L’aspect chair à canon qui existait dans la pièce vis-à-vis des soldats de tranchées parfaitement adaptée dans le monde de l’aviation. Le commandement envoie nos pilotes dans des missions de plus en plus périlleuses, la perte matérielle de l’avion étant un préjudice bien plus grave que celle de la mort du pilote. Pour ce faire, la révoltant choix est fait de ne pas les doter de parachutes, l’avion devenant leur ultime refuge qu’ils auront davantage le souci de préserver en gardant leur sang-froid plutôt que d’avoir l’échappatoire du parachute. On comprend donc que c’est un contexte où ils sont considérés comme une donnée sacrifiable qui glace les pilotes, davantage encore que les menaces rencontrées dans les airs. 

Jack Gold filme ainsi d’impressionnantes scènes aériennes, mais dont il évacue tout élément qui pourrait exprimer la moindre sensation de panache ou d’héroïsme. Dans l’exiguïté de leur cockpit, les pilotes sont seuls face à la mort et chaque manœuvre est une avancée pour survivre quelques secondes de plus. L’aspect camaraderie n’existe que de façon superficielle, sur la terre comme dans le ciel, comme le montre les chants alcoolisés ou les expéditions en maison close qui suivent la mort d’un camarade, l’excès et les plaisirs empêchant de trop réfléchir aux lendemains où l’on pourrait connaître le même sort. 

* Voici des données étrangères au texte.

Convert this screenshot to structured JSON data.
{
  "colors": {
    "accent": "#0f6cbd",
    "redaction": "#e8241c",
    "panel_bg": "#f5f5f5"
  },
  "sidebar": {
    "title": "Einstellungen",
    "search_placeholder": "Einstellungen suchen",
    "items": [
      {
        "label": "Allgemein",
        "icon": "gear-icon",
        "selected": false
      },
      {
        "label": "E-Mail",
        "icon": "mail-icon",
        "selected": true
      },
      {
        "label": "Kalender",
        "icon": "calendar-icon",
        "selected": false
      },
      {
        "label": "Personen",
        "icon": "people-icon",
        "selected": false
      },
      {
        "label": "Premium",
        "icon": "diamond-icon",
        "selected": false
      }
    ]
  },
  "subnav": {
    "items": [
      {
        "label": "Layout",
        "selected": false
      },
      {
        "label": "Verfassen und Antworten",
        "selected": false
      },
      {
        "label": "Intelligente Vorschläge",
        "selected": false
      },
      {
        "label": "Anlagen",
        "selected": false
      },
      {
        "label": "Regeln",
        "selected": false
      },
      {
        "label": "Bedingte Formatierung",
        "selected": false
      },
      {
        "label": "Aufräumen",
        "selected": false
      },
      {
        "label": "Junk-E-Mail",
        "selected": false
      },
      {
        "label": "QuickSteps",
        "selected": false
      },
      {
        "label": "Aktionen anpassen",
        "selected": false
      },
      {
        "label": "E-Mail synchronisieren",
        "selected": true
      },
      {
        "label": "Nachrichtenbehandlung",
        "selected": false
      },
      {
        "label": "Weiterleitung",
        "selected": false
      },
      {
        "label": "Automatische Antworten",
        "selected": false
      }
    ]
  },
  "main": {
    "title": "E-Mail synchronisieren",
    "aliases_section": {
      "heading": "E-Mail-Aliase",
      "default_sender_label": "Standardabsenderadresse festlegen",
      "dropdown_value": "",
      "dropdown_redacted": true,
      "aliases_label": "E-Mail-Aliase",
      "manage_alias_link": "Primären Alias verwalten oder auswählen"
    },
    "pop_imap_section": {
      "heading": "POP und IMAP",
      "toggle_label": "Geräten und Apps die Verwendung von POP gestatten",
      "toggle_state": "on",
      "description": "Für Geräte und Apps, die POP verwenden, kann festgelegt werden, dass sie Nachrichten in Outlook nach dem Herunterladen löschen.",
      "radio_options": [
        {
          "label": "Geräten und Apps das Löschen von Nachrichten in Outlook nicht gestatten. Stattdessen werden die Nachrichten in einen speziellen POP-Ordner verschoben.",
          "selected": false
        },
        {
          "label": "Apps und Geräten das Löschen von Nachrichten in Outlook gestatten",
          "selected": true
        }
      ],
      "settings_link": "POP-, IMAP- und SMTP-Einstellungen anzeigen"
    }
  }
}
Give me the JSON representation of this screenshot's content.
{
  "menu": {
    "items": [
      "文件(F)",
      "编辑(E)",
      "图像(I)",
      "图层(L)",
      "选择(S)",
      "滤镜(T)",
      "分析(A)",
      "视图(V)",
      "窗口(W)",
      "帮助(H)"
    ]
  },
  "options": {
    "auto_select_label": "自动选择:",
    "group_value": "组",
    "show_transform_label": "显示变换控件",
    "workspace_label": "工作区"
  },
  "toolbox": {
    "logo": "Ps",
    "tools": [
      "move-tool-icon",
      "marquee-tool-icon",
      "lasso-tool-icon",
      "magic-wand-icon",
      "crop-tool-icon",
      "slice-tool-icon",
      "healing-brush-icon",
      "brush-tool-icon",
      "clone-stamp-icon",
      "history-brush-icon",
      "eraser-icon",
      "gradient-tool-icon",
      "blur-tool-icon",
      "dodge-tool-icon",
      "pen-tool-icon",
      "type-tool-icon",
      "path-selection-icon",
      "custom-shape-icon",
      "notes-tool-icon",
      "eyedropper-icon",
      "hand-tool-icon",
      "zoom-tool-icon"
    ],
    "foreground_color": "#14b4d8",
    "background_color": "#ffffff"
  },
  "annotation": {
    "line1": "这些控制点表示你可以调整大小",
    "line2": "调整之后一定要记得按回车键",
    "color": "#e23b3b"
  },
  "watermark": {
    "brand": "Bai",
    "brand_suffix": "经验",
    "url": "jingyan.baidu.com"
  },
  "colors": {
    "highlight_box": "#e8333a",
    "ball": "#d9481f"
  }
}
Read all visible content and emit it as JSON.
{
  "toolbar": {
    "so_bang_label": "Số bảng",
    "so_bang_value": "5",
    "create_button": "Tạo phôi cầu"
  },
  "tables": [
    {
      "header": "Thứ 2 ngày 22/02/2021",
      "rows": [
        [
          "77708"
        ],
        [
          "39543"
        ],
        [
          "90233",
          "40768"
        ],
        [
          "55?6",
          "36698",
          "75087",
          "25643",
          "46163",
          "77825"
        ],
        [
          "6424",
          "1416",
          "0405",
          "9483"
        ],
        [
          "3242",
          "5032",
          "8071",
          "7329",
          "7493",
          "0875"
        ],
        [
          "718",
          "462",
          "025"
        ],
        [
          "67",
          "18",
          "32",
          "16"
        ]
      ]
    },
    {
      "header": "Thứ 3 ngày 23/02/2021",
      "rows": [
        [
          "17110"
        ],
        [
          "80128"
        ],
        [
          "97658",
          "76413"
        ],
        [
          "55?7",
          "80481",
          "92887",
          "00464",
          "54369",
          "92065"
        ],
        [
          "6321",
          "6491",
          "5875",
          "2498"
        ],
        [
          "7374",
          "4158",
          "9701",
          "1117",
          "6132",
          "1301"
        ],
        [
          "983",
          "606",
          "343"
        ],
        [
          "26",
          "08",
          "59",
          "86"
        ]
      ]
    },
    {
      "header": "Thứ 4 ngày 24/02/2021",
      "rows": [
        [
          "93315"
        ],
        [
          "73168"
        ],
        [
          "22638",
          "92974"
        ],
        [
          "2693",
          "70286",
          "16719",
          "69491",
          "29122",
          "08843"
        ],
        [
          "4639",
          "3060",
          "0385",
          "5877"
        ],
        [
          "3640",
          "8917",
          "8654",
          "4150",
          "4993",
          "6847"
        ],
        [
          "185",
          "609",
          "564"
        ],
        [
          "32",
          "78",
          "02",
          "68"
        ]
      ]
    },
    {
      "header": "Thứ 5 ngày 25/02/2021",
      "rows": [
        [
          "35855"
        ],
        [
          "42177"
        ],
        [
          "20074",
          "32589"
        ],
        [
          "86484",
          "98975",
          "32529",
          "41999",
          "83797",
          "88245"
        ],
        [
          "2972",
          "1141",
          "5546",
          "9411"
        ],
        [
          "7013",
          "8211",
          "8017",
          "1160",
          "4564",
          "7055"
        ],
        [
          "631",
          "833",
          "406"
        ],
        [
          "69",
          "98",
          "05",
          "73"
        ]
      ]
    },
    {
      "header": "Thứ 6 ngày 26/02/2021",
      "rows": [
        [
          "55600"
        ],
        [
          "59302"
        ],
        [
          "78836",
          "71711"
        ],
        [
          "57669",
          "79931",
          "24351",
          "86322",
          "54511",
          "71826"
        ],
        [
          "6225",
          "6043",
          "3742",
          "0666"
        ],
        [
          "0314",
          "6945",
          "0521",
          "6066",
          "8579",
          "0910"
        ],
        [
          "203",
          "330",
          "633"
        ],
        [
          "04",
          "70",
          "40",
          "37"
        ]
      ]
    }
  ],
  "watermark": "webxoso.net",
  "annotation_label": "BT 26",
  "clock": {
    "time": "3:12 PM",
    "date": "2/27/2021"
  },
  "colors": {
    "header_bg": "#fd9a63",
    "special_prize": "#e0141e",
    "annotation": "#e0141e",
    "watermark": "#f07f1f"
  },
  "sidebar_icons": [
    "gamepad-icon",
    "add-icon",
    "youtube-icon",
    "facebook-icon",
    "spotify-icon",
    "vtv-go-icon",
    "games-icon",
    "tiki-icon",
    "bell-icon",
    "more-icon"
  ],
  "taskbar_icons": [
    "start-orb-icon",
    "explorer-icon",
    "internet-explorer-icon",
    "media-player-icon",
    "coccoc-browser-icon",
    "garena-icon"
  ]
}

Visuellement le film reste très spectaculaire dans sa facture technique. Pour les vraies scènes de vol, il y a un mélange entre vrais avions de la Grande Guerre (des Stampe SV.4s belges modifiés, le Avro 504.) et d’autres de la Seconde Guerre Mondiale modifiés ou des répliques comme le Fokker E-III allemand. Il y a également un usage très convaincant de la rétroprojection lors des gros plans où l’on doit reconnaître les acteurs en gros plan, des maquettes et matte-painting (conçus par le génial Derek Meddings) presque imperceptibles quand les avions survolent des paysages bombardés. On retrouvera aussi quelques stock-shots issus justement de Le Crépuscule des aigles de John Guillermin et Le Baron Rouge de Roger Corman (1971). La parfaite maîtrise et alternance entre ces différentes techniques ainsi que le montage alerte de Anne V. Coates rend l’ensemble haletant de bout en bout, avec en point d’orgue un climax assez stupéfiant où nos pilotes doivent approcher au plus près et abattre des ballons allemands faisant office d’éclaireurs aériens statiques. 

L’interprétation joue grandement pour l’empathie grâce à un casting très impliqué, Malcolm McDowell est magnifiquement torturé, Peter Wirth parfait d’innocence et surtout Christopher Plummer incarne un mentor particulièrement touchant. Un très beau film de guerre.